Three days after the storm hit, Heritage Plastics Inc. owner Carl Allen still was trying to measure the impact of Hurricane Katrina on his firm's compounding plant in Picayune, Miss.
``The eye of the storm came right over our plant,'' Allen said by phone Sept. 1. ``A big part of our roof was ripped off, and the power company says we might not have electricity for two weeks.
``Our production equipment wasn't affected, but we took a lot of damage to our office and inventory areas.
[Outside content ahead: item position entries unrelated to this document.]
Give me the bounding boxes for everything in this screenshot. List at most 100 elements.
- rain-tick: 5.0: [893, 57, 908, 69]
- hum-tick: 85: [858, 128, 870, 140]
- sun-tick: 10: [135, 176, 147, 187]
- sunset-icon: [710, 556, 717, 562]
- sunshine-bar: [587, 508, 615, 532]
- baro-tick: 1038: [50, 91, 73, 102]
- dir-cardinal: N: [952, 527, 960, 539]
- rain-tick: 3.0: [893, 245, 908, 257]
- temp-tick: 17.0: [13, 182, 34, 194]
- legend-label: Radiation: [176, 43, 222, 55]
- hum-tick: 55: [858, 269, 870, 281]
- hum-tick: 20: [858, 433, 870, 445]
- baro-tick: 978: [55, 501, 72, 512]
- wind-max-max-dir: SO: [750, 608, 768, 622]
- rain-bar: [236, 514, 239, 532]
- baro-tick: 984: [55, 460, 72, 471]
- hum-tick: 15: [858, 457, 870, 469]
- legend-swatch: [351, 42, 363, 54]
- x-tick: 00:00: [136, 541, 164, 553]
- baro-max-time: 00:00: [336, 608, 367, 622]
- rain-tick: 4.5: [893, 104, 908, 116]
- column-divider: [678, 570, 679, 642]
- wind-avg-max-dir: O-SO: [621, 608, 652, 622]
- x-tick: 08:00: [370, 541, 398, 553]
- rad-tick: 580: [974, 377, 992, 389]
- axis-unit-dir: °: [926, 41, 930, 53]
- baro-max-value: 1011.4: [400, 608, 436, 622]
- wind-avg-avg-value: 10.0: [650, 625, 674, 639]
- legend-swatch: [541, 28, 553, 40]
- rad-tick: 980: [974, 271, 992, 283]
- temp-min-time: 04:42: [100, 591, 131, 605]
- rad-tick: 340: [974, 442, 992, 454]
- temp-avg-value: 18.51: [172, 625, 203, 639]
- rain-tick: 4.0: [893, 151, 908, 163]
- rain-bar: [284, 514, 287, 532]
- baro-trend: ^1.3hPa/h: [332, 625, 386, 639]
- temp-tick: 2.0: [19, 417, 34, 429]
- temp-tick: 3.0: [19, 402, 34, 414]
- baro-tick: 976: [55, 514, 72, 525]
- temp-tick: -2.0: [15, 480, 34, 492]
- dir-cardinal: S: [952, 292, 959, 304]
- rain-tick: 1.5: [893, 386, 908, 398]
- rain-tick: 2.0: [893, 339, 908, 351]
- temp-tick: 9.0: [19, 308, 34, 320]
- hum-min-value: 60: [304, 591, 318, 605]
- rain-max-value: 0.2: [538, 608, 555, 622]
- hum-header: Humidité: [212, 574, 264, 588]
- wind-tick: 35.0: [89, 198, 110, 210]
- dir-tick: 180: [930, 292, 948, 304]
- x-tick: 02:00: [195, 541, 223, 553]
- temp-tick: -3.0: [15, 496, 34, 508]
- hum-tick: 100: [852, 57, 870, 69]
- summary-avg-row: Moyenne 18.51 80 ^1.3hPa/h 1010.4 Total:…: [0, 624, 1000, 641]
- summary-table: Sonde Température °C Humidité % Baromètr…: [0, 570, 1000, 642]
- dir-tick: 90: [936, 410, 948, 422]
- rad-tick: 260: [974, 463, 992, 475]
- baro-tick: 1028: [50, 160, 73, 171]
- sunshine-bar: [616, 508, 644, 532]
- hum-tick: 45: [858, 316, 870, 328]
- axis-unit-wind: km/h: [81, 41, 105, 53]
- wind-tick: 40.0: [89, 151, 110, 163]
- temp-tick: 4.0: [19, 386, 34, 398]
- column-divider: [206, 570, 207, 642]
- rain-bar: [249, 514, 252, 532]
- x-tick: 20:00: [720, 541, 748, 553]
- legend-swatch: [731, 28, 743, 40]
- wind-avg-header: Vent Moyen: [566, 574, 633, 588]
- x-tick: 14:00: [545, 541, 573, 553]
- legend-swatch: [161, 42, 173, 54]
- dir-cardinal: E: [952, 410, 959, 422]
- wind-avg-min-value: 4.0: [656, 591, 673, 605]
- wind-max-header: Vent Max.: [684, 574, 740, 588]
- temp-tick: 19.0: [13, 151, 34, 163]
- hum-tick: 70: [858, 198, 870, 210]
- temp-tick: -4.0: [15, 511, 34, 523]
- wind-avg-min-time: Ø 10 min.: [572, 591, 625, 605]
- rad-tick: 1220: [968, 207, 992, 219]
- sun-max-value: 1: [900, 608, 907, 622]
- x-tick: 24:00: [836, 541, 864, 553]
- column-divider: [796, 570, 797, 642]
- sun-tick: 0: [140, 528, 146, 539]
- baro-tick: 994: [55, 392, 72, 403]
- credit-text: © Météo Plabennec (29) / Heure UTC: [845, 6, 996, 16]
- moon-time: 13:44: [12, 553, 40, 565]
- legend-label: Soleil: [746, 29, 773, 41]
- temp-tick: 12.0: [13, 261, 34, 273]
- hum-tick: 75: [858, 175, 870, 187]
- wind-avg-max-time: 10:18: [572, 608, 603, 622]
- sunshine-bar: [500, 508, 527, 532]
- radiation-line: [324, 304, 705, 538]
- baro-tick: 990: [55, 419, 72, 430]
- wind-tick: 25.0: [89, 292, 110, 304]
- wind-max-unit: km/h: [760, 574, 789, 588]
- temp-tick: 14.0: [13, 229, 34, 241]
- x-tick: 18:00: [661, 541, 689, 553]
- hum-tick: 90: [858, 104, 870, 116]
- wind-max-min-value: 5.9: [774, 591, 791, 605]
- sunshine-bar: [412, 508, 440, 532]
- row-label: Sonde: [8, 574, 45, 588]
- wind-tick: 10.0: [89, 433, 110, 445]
The town of Picayune is just devastated.''
Allen drove to the site from the Dallas area, about eight hours away, arriving in the early morning hours of Aug. 29.
``I'm on the highway and I'm the only one going east,'' he said. ``On the other side, it was solid traffic heading west.''
The storm hit about 6 a.m., leaving Allen to ride it out - along with three employees, an employee's husband and a friend who made the trip with him - in a hurricane shelter underneath a docking area at one of the two 110,000-square-foot buildings Heritage occupies in Picayune.
Before entering the shelter, Allen had what he called ``a Dorothy moment'' inside the plant. ``Part of the roof had come off and the wind was throwing these 60-pound wooden pallets around like they were paper plates,'' he said. ``Then [the pallets] just disappeared.''
One of the employees had come to the site with her husband after fleeing their home in Slidell, La. Allen said the couple ``didn't know where else to go'' and later learned their house had been destroyed.
Allen and his group watched coverage of the storm on a battery-operated television, but their hours spent in the 140-square-foot shelter were far from easy.
``We didn't get any rain in there, but we heard the plywood blow off the outside,'' he said. ``I was thinking, `What am I doing here? I've got kids at home.' ''
The eye of the storm brought calm that lasted for about an hour, until the rain resumed at a lesser intensity. By 4 p.m., Allen was able to venture out and drive south on Route 59.
``There were trees down all over the place, in both directions,'' he said. ``We were literally driving from side to side and driving in the median to avoid the trees. I was in awe of the devastation.''
Allen later learned a gas station he drove by while on that ride exploded several minutes later because of a gas leak.
Damage to the Heritage plant was estimated ``in the millions,'' but Allen said most of that amount will be covered by insurance. In the meantime, he's working to obtain a pair of large generators that will allow the plant to operate at about 40 percent of capacity to meet customer orders. Heritage operates about 300 million pounds of polyolefin compounding capacity in Picayune.
Allen estimates 25 of Heritage's 200 employees ``lost everything'' in the storm. Employees from a Heritage Bag Co. plant in Tupelo, Miss. - run by Heritage Plastics' sister firm - were driving supplies to Picayune.
The Tupelo employees ``are bringing in water, food, batteries - whatever they might need'' to Picayune, Allen said.